In all my interviews with transit directors, the last question I like to ask is if they have any advice for other transit execs. Ruddell smiled and simply said in that drawl, “Yep.” His first bit of advice — good communication.
“Managers need to have good communications,” he says. “Managers need to learn to communicate more both with their employees and with their board.”
And then he gave me these three keys to success: a small ego, thick skin and short toes.
“What I mean by small ego is, never let your ego get in the way of a good decision. That’s the best way to put it. A lot of managers have big egos and sometimes it gets them in trouble, so the key is don’t let your ego get in the way of a good decision,” Ruddell says.
“Thick skin, well everybody knows what that is. Believe me you’ve got to have a thick skin in this business. At this level you just do.”
“Short toes,” Ruddell smiles as he ticks off the third key on his fingers.

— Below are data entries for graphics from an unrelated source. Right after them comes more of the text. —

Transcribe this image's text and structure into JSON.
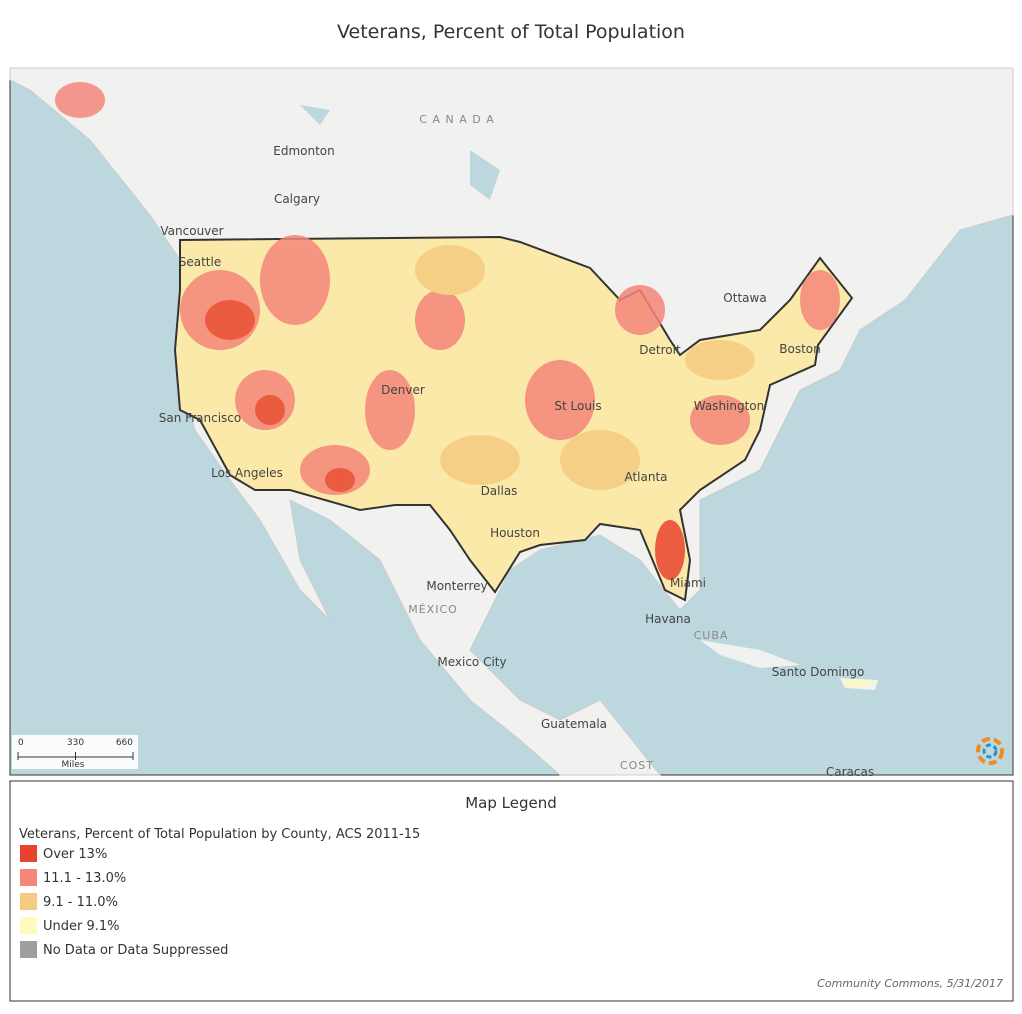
{
  "header": {
    "title": "Veterans, Percent of Total Population"
  },
  "map": {
    "labels": {
      "canada": "C A N A D A",
      "edmonton": "Edmonton",
      "calgary": "Calgary",
      "vancouver": "Vancouver",
      "seattle": "Seattle",
      "san_francisco": "San Francisco",
      "los_angeles": "Los Angeles",
      "denver": "Denver",
      "dallas": "Dallas",
      "houston": "Houston",
      "st_louis": "St Louis",
      "atlanta": "Atlanta",
      "miami": "Miami",
      "detroit": "Detroit",
      "ottawa": "Ottawa",
      "boston": "Boston",
      "washington": "Washington",
      "monterrey": "Monterrey",
      "mexico": "MÉXICO",
      "mexico_city": "Mexico City",
      "havana": "Havana",
      "cuba": "CUBA",
      "santo_domingo": "Santo Domingo",
      "guatemala": "Guatemala",
      "costa": "COST",
      "caracas": "Caracas"
    },
    "scale": {
      "ticks": [
        0,
        330,
        660
      ],
      "unit": "Miles"
    }
  },
  "legend": {
    "title": "Map Legend",
    "subtitle": "Veterans, Percent of Total Population by County, ACS 2011-15",
    "items": [
      {
        "label": "Over 13%",
        "color": "#e8432e"
      },
      {
        "label": "11.1 - 13.0%",
        "color": "#f5867a"
      },
      {
        "label": "9.1 - 11.0%",
        "color": "#f4cb80"
      },
      {
        "label": "Under 9.1%",
        "color": "#fdf9bf"
      },
      {
        "label": "No Data or Data Suppressed",
        "color": "#9e9e9e"
      }
    ],
    "source": "Community Commons, 5/31/2017"
  }
}
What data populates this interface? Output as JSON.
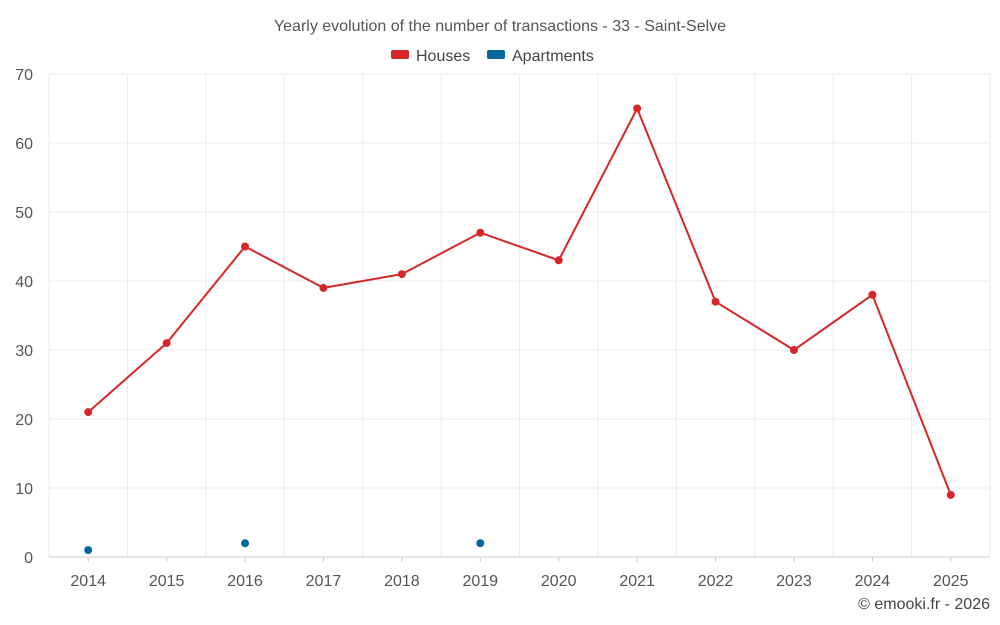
{
  "chart_data": {
    "type": "line",
    "title": "Yearly evolution of the number of transactions - 33 - Saint-Selve",
    "categories": [
      "2014",
      "2015",
      "2016",
      "2017",
      "2018",
      "2019",
      "2020",
      "2021",
      "2022",
      "2023",
      "2024",
      "2025"
    ],
    "series": [
      {
        "name": "Houses",
        "color": "#d62728",
        "style": "line+markers",
        "values": [
          21,
          31,
          45,
          39,
          41,
          47,
          43,
          65,
          37,
          30,
          38,
          9
        ]
      },
      {
        "name": "Apartments",
        "color": "#00669c",
        "style": "markers",
        "values": [
          1,
          null,
          2,
          null,
          null,
          2,
          null,
          null,
          null,
          null,
          null,
          null
        ]
      }
    ],
    "ylim": [
      0,
      70
    ],
    "yticks": [
      0,
      10,
      20,
      30,
      40,
      50,
      60,
      70
    ],
    "xlabel": "",
    "ylabel": "",
    "grid": true,
    "legend_position": "top-center"
  },
  "credit": "© emooki.fr - 2026"
}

“You’ve probably heard the expression you step on somebody’s toes, and so what that means is if you have short toes you don’t have to worry about people stepping on your toes. Let people do what they are good at doing and if somebody has a good idea let them take it forward.
“Give your staff and your people the idea that if they have a good idea or if they believe something needs to be done, they can do it and they don’t have to worry about stepping on your toes. And everybody will be better off.”